“No Money shall be drawn from the Treasury, but in consequence of Appropriations made by Law.” —Article 1, Section 9 of the U.S. Constitution.
“He [the President] shall take Care that the laws be faithfully executed.” —Article 2, Section 3.
That the COVID-19 pandemic has inflicted severe harm in these United States is an unavoidable fact. Equally unavoidable is that this crisis shall require vast public expenditure before it subsides; and because the several States now stand at or beyond the limit of their fiscal capacity, it is inevitable that those funds shall have to be provided by the federal government. Congress has made one such provision already, but has thus far faltered on the second attempt. A large section of our Union’s citizens and residents await a resolution.
Governance by decree is contrary to the preservation of our Republic. No republic may long survive without adhering to the separation of powers, and only Congress is vested by the Constitution with the power to make appropriations of public funds. The executive may not withdraw funds from the Treasury, nor deprive the Treasury of tax revenue, unless authorized by law. To attempt otherwise would be an unlawful assertion of absolute and thus tyrannical power.
The series of executive actions taken on August 8th, purportedly with the aim of alleviating the personal economic injury caused by COVID-19, is not necessarily unlawful, for it makes use of authorities delegated by existing law to the executive branch.
Of these, the executive order supposedly extending a moratorium on residential evictions is an empty document, which merely directs the executive bureaucracy to “consider,” “identify,” and “review” various objects and is devoid of concrete measures.
The presidential memorandum ordering the deferment of student loan repayments invokes a discretionary authority that seems, with reasonable clarity, to have been delegated by Congress to the Secretary of Education for a purpose applicable to the present situation: “A borrower of a loan made under this part shall be eligible for a deferment during any period not in excess of 3 years during which the Secretary determines… that the borrower has experienced or will experience an economic hardship.”

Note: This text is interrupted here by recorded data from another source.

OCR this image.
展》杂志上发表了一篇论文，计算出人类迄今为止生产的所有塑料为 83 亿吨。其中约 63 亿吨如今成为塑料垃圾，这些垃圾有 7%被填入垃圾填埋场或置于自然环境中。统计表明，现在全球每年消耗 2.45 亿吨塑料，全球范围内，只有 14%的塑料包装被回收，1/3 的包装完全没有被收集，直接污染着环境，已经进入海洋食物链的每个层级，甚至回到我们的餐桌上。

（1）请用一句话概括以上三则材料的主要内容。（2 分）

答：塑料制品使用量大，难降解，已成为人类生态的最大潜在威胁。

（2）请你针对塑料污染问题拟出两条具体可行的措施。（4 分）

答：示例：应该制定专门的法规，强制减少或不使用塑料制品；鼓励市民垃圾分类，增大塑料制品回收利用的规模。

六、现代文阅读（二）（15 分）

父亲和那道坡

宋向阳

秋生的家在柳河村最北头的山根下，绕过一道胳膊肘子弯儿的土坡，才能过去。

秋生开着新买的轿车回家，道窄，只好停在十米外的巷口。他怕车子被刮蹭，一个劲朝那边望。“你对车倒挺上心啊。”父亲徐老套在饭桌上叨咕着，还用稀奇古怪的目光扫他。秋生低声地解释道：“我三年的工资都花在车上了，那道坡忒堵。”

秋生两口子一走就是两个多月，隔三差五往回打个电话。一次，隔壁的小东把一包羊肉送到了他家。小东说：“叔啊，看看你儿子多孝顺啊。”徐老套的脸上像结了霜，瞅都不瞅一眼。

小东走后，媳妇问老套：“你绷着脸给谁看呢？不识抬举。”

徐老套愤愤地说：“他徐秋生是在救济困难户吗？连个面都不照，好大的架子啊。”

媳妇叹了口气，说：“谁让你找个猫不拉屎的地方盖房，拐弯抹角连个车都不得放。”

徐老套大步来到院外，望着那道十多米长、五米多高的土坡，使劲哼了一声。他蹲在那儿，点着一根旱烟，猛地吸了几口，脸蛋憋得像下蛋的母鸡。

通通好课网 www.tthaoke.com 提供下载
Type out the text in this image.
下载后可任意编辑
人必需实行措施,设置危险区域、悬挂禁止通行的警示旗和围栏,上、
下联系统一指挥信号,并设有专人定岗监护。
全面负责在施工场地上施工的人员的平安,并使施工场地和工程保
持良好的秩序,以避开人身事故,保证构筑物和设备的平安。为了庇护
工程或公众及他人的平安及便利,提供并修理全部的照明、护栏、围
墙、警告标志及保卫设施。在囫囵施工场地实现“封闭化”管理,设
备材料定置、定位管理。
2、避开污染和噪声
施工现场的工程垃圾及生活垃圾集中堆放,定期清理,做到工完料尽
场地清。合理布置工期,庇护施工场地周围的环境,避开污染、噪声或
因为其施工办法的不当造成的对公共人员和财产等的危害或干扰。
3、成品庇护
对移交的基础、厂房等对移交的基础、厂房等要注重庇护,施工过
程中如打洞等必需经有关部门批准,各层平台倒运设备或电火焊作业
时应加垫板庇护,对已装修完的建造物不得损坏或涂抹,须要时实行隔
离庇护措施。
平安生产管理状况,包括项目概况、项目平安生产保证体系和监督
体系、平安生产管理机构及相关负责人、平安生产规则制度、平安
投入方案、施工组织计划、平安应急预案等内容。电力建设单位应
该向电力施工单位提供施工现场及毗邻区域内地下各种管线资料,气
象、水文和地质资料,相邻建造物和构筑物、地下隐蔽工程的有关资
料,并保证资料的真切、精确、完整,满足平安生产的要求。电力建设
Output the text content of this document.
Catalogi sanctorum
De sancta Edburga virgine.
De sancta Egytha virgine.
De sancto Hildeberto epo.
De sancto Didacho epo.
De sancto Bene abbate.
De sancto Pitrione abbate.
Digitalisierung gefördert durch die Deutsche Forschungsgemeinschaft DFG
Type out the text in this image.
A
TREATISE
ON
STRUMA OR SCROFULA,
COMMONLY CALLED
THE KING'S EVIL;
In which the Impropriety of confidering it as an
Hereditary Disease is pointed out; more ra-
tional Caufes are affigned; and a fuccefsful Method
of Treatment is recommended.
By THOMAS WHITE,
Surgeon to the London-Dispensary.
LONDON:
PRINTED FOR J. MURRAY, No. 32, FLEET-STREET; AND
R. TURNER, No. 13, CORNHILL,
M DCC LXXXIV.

The memorandum ordering a deferment in the collection of the federal payroll tax makes use of an authority delegated by law to the Secretary of the Treasury to disregard tax liability for up to a year “in the case of a taxpayer determined by the Secretary to be affected by a federally declared disaster.” The final action, involving the extension of special unemployment benefits, attempts to draw money from a fund previously appropriated by Congress to provide for disaster relief.
Whether the two latter actions are lawful depends on whether the laws governing federally declared disasters were intended to be used in such a way. That question shall sooner or later be settled by the courts.
The motive of the incumbent President in regard to these actions may justly be called into question. As often before, his use of executive orders appears to be primarily for the purpose of staging political theater. He could well have taken vigorous measures more clearly consistent with the lawful powers of his office earlier in the course of the virus’ spread, so as to mitigate the severity of the present crisis; but he did not act earnestly then. Half-measures today, done with doubtful authority, shall bring less benefit to the people in comparison.
Furthermore, this President has attempted before to draw money from the Treasury in open defiance of the separation of powers. In 2019, he ordered the expenditure of additional public funds for the construction of barriers on our Union’s southern border after Congress had unambiguously declined to appropriate the sum he had requested for that purpose. This action, illustrative of his Presidency as a whole, showed a contemptuous disregard for the spirit of the Constitution, if not yet—for we still await the Supreme Court’s judgment—the letter of the law.
Rather than simply decry each new order, it is time for Congress to reexamine the authority that it has, over the past century, delegated by law to the executive branch. Such allowance has perhaps been made too generously in the expectation, hitherto mostly well-founded, that the President would take care that the laws be faithfully executed. Presented as we now are with a pattern of bad faith, itself the logical progression of an era in which successive Presidents reached too readily for the executive pen, the preservation of our Republic may best be ensured by the legislature again reserving to itself a greater part of its constitutional authority.
It may well be that the laws governing national disasters—which by their very nature require a flexible and timely response—are not those which most warrant such revision. But if their misuse awakens the public to the broader delegation of legislative authority that permeates myriad aspects of life, then it shall have done a public good. In the meantime, Congress, too, ought to do a public good: by reaching agreement and reinvigorating the federal response to COVID-19.
 Chief among these would have been coordinating the acquisition and distribution between the States, on a massive scale, of protective and testing equipment.